Why does std::shared_ptr = std::unique_ptr compile, while std::shared_ptr = std::unique_ptr does not?

Question

I explored this topic in Coliru with the following input command:

g++ -std=c++14 -O2 -Wall -pedantic -pthread main.cpp && ./a.out

The test can be found here, but I have posted the code below. I used int in my example, as it's a basic type.

---

#include <iostream>
#include <memory>

struct Foo{
    Foo() :
    a_{0}, b_{1}, c_{-1}, combination_{0.5} {}

    int
        a_,
        b_,
        c_;
    double
        combination_;
};

int main()
{
    //int
    //    *unManagedArray = new int[16];
    std::unique_ptr<int[]>
        uniqueArrayOrigin = std::make_unique<int[]>(16);
    std::shared_ptr<int>
            // works but needs call to new
    //  sharedSingleTest{unManagedArray, std::default_delete<int[]>{}}; 
            // works, does not require call to new
        sharedSingleUnique = std::make_unique<int[]>(16);       
            // compilation error (conversion to non-scalar type)
    //  sharedSingleDerived = uniqueArrayOrigin;                

    //  std::shared_ptr<int[]>
                // compilation errors
    //      sharedArrayTest{unManagedArray, std::default_delete<int[]>{}};
                // compilation error (conversion to non-scalar type)
    //      sharedArrayUnique = std::make_unique<int[]>(16);
                // compilation error (conversion to non-scalar type)
    //      sharedArrayDerived = uniqueArrayOrigin;

    std::shared_ptr<Foo>
            // works: specified overload of operator= for shared_ptr
        nonArrayTest = std::make_unique<Foo>(); 

    std::cout << "done!\n";
}

---

I have looked around on SO for answers, but only turned up references to the implementation of std::shared_ptr not having a specialization, and that this largely was because no one bothered to give a proper proposal to the standards committee on the subject.

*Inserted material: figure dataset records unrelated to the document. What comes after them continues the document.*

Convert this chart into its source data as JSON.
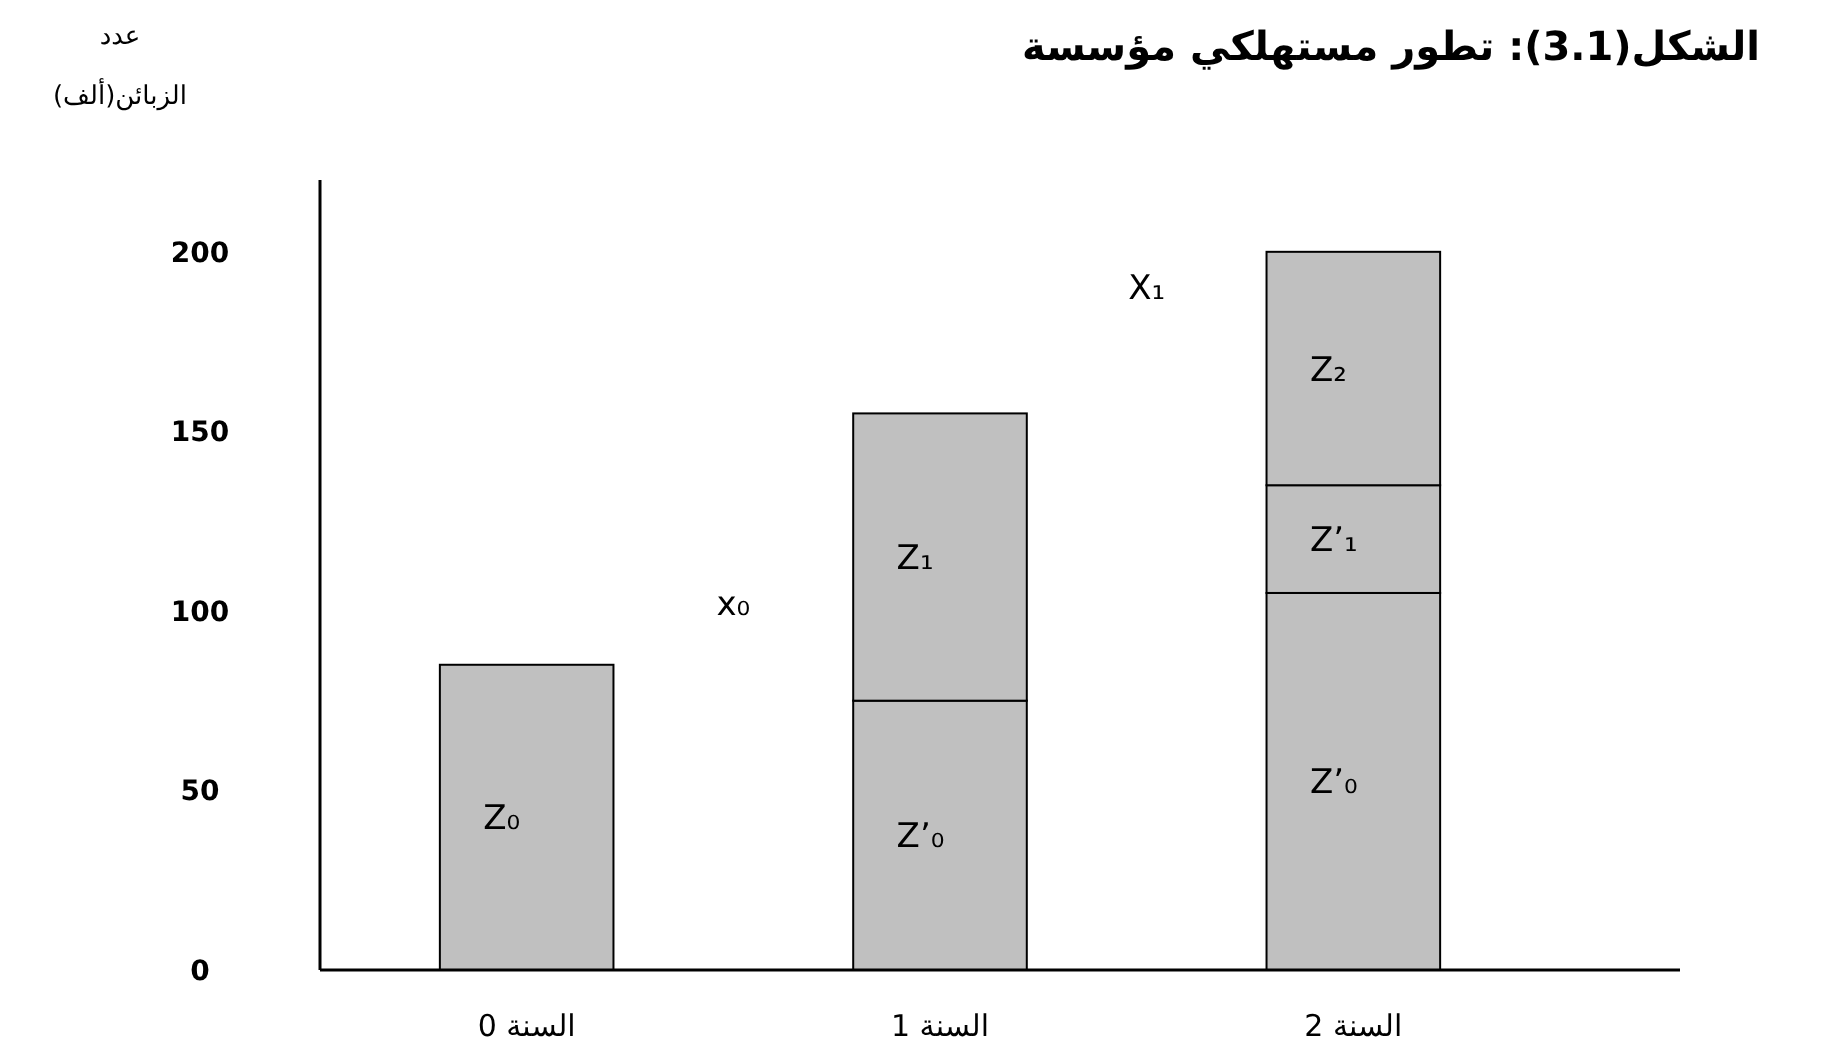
{
  "chart_data": {
    "type": "bar",
    "stacked": true,
    "title": "الشكل(3.1): تطور مستهلكي مؤسسة",
    "ylabel": "عدد الزبائن(ألف)",
    "categories": [
      "السنة 0",
      "السنة 1",
      "السنة 2"
    ],
    "series": [
      {
        "color": "#c0c0c0",
        "values": [
          85,
          75,
          105
        ]
      },
      {
        "color": "#c0c0c0",
        "values": [
          null,
          80,
          30
        ]
      },
      {
        "color": "#c0c0c0",
        "values": [
          null,
          null,
          65
        ]
      }
    ],
    "ylim": [
      0,
      220
    ],
    "yticks": [
      0,
      50,
      100,
      150,
      200
    ],
    "grid": false,
    "annotations": [
      "Z₀",
      "Z’₀",
      "Z₁",
      "Z’₀",
      "Z’₁",
      "Z₂",
      "x₀",
      "X₁"
    ]
  }
}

I am curious, because I would interpret 4th overload of operator=, std::shared_ptr<T[]>.operator=(std::unique_ptr<T[], Deleter>&&) on cppreference to indicate that such syntax is legal-- T[] and T[] are the same type regardless of the state of specializations for array types for std::shared_ptr, after all.

Furthermore, this syntax only appears to work on the product of std::make_unique<T[]>, and not a unique pointer object, which goes against my understanding of the topic--shouldn't the calls be effectively the same, though one moves an existing object, and the other, well, moves an object that's just been created? I would expect the only difference between them would be the invalid std::unique_ptr<T[]> after the function call in the first case.

As a side note, I assume that since there is a way of constructing a dynamically-allocated array into a shared_ptr that does not require the use of new, I should prefer it to the messier and exception-unsafe call to new T[N]?

tl;dr:

1. operator= does not work at all between std::shared_ptr<T[]> and std::unique_ptr<T[]> though I would expect it to work. Why?
2. If anything, I would expect the type conversion from T[] to T to be a source of compilation errors between the unique and shared pointers. Why does this work?
3. operator= works between std::shared_ptr<T> and std::make_unique<T[]> but not std::unique_ptr<T[]>. Why?
4. am I correct to assume in cases which require a dynamically allocated, shared array, but where I don't want to use either boost or a vector (reasons below) I should call operator= std::make_unique<T[]>(N)?

Why aren't I using?

• Boost: is not approved for use yet in my company, and I do not know when or if I will get approval to use it.
• Arrays: I have to determine the size of this array at runtime.
• Vectors: I'm working on a real-time signal processing system, and would prefer to avoid the extra pointer dereference. I was also attempting to avoid including extraneous libraries in my header files (this was for communications between reading and writing subsystems) However, I eventually chose to optimize this later, if it matters (premature optimization...) and bite the bullet. The question remains, though.

Answer 1

§20.8.2.2.1/28:

template <class Y, class D> shared_ptr(unique_ptr<Y, D>&& r); 

Remark: This constructor shall not participate in overload resolution unless unique_ptr<Y, D>::pointer is convertible to T*.

However, unique_ptr<U[]>::pointer is actually U*, while shared_ptr<U[]>'s T* is U(*)[]; And U* cannot be converted to U(*)[], hence the overload is never considered.